不愿让他看,只是因为,她现在已经算是毁了容了。他们不给她看镜子,其实她已经借着喝水的时机以水为镜照过。
原本白皙的左半边脸,深深浅浅的伤,有些的肉翻出来,涂着药,贴着东西。
连她自己都不忍看。
想翻一下身,却不小心压到自己的左手,疼……她倒抽了口凉气。
**宴会散后某一处**
“啪!”
凝静的夜,人烟稀少的黑暗里,这巴掌声显的格外清晰。
黑暗如同猛兽,夹着阴森压抑的笑声狰狞咆哮而过。
杜明笙身着一件白衬衫,黑色的西装裤,如同清冷的神,面无表情地看着被打的倒在地上的女人。
“BO……BOSS!”苓香摔在地上,不敢起来,捂着脸,哆嗦恐惧地仰头,隔着夜色看着杜明笙。
朦胧的夜色,淡淡的花香,流水,本该是让人觉得舒心的好景色,她却觉得发冷。
“BOSS,要怎么处置她?”身旁有人跟上来,小心翼翼地问。
“她还有用,处罚……以后再说。”杜明笙转身,皮鞋踏在要板上,发出低沉的声响,像夺命咒。

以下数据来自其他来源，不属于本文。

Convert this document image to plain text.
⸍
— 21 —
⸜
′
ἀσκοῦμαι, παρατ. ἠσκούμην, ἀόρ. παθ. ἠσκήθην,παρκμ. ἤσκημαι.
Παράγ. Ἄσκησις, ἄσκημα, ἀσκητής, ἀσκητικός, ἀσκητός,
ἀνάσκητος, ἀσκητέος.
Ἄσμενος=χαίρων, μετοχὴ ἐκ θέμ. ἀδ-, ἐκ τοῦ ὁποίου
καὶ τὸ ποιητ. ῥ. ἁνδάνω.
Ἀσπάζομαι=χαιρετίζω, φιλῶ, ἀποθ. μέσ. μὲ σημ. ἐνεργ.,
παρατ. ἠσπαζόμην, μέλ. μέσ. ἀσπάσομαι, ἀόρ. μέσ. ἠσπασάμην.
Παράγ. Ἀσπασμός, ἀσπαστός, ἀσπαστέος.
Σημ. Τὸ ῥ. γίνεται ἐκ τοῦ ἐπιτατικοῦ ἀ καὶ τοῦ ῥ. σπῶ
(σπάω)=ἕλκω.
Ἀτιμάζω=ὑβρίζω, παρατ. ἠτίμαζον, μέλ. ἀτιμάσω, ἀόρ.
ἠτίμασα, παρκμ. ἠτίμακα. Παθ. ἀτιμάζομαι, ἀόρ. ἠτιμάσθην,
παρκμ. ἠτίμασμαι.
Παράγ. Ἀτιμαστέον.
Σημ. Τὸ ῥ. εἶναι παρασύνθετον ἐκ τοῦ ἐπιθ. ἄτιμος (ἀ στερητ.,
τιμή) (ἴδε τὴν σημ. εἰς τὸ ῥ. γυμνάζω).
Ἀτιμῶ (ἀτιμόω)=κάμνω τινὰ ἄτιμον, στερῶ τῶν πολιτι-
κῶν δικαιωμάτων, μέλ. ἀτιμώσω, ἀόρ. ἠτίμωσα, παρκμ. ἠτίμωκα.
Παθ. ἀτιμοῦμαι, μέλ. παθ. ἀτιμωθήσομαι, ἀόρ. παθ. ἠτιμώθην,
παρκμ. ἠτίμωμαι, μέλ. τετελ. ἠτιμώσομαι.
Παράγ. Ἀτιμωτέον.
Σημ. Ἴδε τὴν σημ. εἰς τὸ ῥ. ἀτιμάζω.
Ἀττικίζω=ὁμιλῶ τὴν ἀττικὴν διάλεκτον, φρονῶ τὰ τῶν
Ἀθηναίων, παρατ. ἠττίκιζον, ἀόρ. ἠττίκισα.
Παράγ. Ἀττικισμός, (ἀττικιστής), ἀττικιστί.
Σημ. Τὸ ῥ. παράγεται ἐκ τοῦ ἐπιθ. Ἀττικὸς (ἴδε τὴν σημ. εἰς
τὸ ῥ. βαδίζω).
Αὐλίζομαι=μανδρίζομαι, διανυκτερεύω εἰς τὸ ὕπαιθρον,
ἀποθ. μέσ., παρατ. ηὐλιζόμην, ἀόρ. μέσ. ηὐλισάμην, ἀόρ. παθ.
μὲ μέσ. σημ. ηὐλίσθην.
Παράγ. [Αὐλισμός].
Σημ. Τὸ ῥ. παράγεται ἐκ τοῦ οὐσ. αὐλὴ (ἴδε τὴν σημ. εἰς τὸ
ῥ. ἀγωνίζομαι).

苓香几乎可以预见自己任务完成后的命运,她不甘、委曲,咬牙,看着走到车边的杜明笙。
“大事上你可以自己作主,苓香,别再使些小动作。这次的任务若完成的好,处罚可以减半。再像这次一样,我会毁了你这张脸。”杜明笙森冷地看着苓香,声音平平淡淡,却说着这样血腥的话。
苓香含泪,瞬时的愤怒让她几乎想发火,但……
像被驯服的野猫,她低头,恭敬地说了声,“是,苓香知道。”
砰的一声,车门关上,再紧接着,马达声响起,风,呼啸而过,那辆泛着冷光的银色跑车远去。
苓香抬头,看着那辆车,面无表情,半晌,绽开一抹绝美嗜杀的神情。
顾清漪的半张脸,却要她用一整张脸来偿还么?
那个女人,配不上他,只有她,才是他的绝配。
她绝对会让他知道,对顾清漪动了不忍之心,是他最大的错误。
杜明笙,不该有弱点。
而且这个女人,还是那司空玉晨的女人。